The No Child Left Behind Act has done more to undermine the long held Republican belief in Federalism than perhaps any education policy in history.
Bill Clinton, of course, played the game in the other direction. He surrendered ground on a large number of Democrat issues to maintain power.
Bush is definitely in line with the democratic strategy. The Democrat strategy is to set the ends against the middle.
By creating a special class of mortgage (finance links) holders with a low rate, government secured loans, Bush has just created a situation where the people with the inside connections to get the special loans will be able to force the working poor out of the housing market.

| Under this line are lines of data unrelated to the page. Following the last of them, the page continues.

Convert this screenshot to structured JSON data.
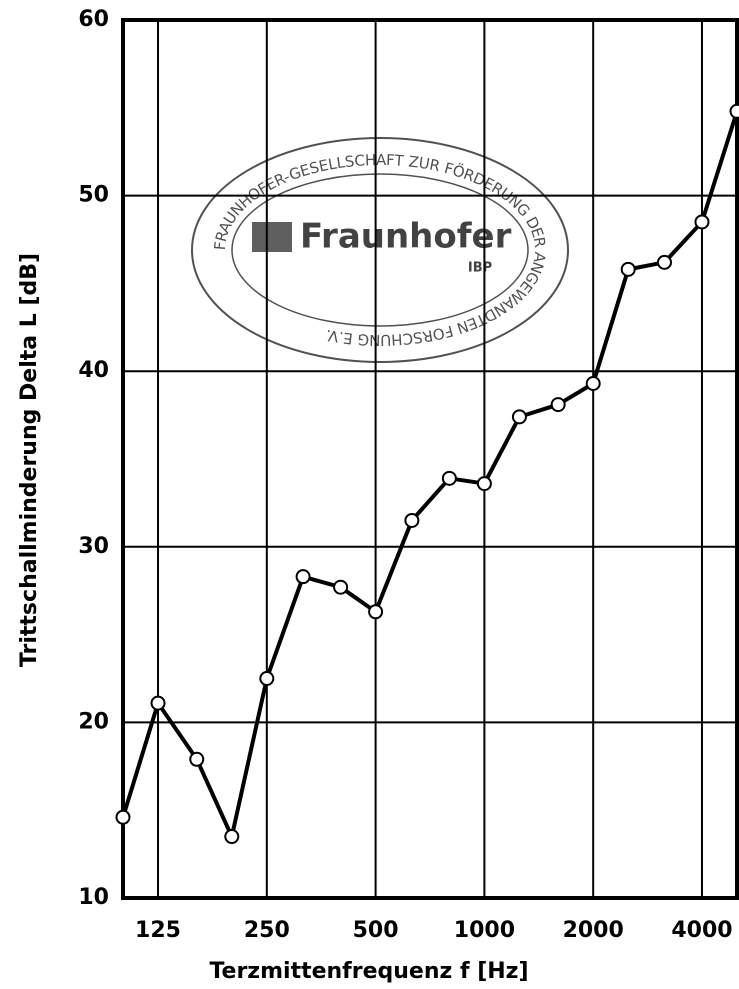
{
  "chart_data": {
    "type": "line",
    "xlabel": "Terzmittenfrequenz f [Hz]",
    "ylabel": "Trittschallminderung Delta L [dB]",
    "x": [
      100,
      125,
      160,
      200,
      250,
      315,
      400,
      500,
      630,
      800,
      1000,
      1250,
      1600,
      2000,
      2500,
      3150,
      4000,
      5000
    ],
    "series": [
      {
        "color": "#000000",
        "values": [
          14.6,
          21.1,
          17.9,
          13.5,
          22.5,
          28.3,
          27.7,
          26.3,
          31.5,
          33.9,
          33.6,
          37.4,
          38.1,
          39.3,
          45.8,
          46.2,
          48.5,
          54.8
        ]
      }
    ],
    "xscale": "log",
    "xlim": [
      100,
      5000
    ],
    "xticks": [
      125,
      250,
      500,
      1000,
      2000,
      4000
    ],
    "ylim": [
      10,
      60
    ],
    "yticks": [
      10,
      20,
      30,
      40,
      50,
      60
    ],
    "grid": true,
    "stamp": {
      "logo": "Fraunhofer",
      "unit": "IBP",
      "ring": "FRAUNHOFER-GESELLSCHAFT ZUR FÖRDERUNG DER ANGEWANDTEN FORSCHUNG E.V."
    }
  }
}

Keeping with the Democratic Theme of playing the ends off the middle, the primary beneficiary of this bailout is the class of extremely rich bankers who have substantially more to lose in the subprime lending bubble than the poor schmuck who could just walk away from a bad debt a little poorer, but wiser. The platitudes of power politics bubble about all the empowered elite do to help the poor. Oddly, the actions seem to do more to secure the positions of the empowered elite.
BTW, the secret to pulling people out of poverty isn't in giving people more loans, or securing loans, or in regulating interest rates on loans. The secret to pulling people out of poverty is to create a financial structure that helps people build wealth.
Schumer is completely right. This program that helps preserve the financial fortunes of a wealthy banking class by creating a special class of mortgages is very Democratic. It is so very Democratic.